Mário Tourinho

Administrador, pós-graduado em Planejamento Operativo, já atuou na administração pública federal, estadual e municipal


Queiroga: que seja ministro… não ajudante de ordens!

 

São compreensíveis as cautelas político-governamentais do médico paraibano Marcelo Queiroga em suas primeiras declarações à imprensa nacional como novo ministro da Saúde, especialmente por se encontrar ao  lado do ministro sainte, Eduardo Pazuello.

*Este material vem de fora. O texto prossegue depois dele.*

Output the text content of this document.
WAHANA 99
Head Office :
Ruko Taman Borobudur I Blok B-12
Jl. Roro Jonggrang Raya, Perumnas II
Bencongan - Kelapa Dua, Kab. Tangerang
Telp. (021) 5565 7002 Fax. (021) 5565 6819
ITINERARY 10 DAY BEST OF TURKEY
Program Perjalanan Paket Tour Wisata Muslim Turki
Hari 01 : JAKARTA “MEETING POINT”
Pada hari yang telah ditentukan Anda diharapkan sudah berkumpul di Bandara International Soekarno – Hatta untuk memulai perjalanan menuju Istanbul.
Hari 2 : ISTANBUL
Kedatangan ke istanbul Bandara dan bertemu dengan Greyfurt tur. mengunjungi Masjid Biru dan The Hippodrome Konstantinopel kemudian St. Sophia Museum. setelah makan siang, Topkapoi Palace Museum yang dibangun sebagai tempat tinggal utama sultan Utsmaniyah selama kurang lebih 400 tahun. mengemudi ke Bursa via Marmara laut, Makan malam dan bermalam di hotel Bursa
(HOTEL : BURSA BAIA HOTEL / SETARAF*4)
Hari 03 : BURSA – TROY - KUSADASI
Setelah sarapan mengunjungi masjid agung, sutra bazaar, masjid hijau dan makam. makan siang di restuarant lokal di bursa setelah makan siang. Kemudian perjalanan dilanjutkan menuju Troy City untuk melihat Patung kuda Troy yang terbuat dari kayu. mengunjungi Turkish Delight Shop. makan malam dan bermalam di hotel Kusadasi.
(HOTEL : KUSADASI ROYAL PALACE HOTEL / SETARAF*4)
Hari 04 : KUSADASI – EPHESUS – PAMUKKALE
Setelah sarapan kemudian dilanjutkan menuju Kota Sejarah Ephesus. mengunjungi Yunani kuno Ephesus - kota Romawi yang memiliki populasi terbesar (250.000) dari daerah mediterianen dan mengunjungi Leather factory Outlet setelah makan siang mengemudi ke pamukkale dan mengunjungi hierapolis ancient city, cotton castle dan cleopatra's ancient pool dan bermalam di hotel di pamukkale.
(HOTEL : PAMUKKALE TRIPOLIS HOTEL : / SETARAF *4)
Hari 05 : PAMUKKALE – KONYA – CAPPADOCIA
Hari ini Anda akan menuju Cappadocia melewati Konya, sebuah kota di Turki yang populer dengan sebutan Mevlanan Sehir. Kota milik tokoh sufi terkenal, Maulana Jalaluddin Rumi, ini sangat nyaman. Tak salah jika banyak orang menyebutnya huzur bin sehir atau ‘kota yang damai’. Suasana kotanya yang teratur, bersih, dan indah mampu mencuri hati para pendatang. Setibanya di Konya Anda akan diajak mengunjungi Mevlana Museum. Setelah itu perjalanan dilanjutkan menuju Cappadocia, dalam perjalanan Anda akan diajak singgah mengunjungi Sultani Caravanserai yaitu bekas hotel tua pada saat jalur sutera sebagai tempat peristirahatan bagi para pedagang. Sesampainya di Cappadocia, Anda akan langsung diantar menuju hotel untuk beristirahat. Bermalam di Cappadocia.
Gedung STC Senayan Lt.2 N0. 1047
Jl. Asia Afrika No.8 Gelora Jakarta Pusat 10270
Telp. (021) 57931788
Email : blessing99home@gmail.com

No encontro com os jornalistas, quem primeiro falou foi o ministro sainte (Pazuello), destacando que “Não é uma transição: é um só governo, ou seja, continua o Governo Bolsonaro, continua um ministro da Saúde”. Depois, então, coube a palavra ao novo ministro, Marcelo Queiroga, que enfatizou: “A Politica da Saúde é a do Governo Bolsonaro; a mim, na condição de ministro, cumpre executá-la”.

Realmente são compreensíveis estas primeiras declarações do novo ministro, Marcelo Queiroga, mesmo que deixando margem para que os 2/3 (dois terços) do Brasil (inclusive o segmento da ciência) que não aprovam “o jeito de governar” de Bolsonaro já tenham manifestado que para uma eficiente gestão do Ministério da Saúde “não basta mudar de ministro… precisa mudar a cartilha”. Em outras palavras: – não pode o paraibano Queiroga permitir-se aceitar um tipo de afirmação como aquela do ministro  sainte Pazuello, que, ainda em pleno exercício da função e  logo após o presidente Bolsonaro desfazer uma de suas providências que tomara perante os  governadores, pronunciou: – “É simples assim: um manda, o outro obedece”.

No exercício da função pública, em especial uma de tanta relevância como a de ministro, esse exercício não é simples assim, de um mandar e o outro obedecer, principalmente para um profissional (de qualquer campo) cujo código de ética já enfatiza obediência ao que seja correto!

Por toda a história, tão brilhante, do profissional Marcelo Queiroga, a Paraíba está convicta de que nessa sua passagem como ministro da Saúde não prevalecerá aquela expressão de Pazuello de que tudo seja simples assim: “um manda e o outro obedece”. O que se espera é que, nessa condição de ministro, ele – Queiroga – empenhe-se primeiramente em incutir ao próprio presidente Jair Bolsonaro o que, naquelas declarações à imprensa nacional, pediu à população brasileira: – “Use máscara! Cumpra as medidas de higiene e de proteção  para conter a circulação do coronavirus!”. E o (bom) exemplo pelo presidente constituir-se-á na medida mais eficiente para conscientizar a população nesse sentido.

Precisa, pois, que este nosso conterrâneo, Marcelo Queiroga, profissional de notório reconhecimento nacional, nessa sua nova missão seja mesmo um Ministro, e não um simples “ajudante de ordens”.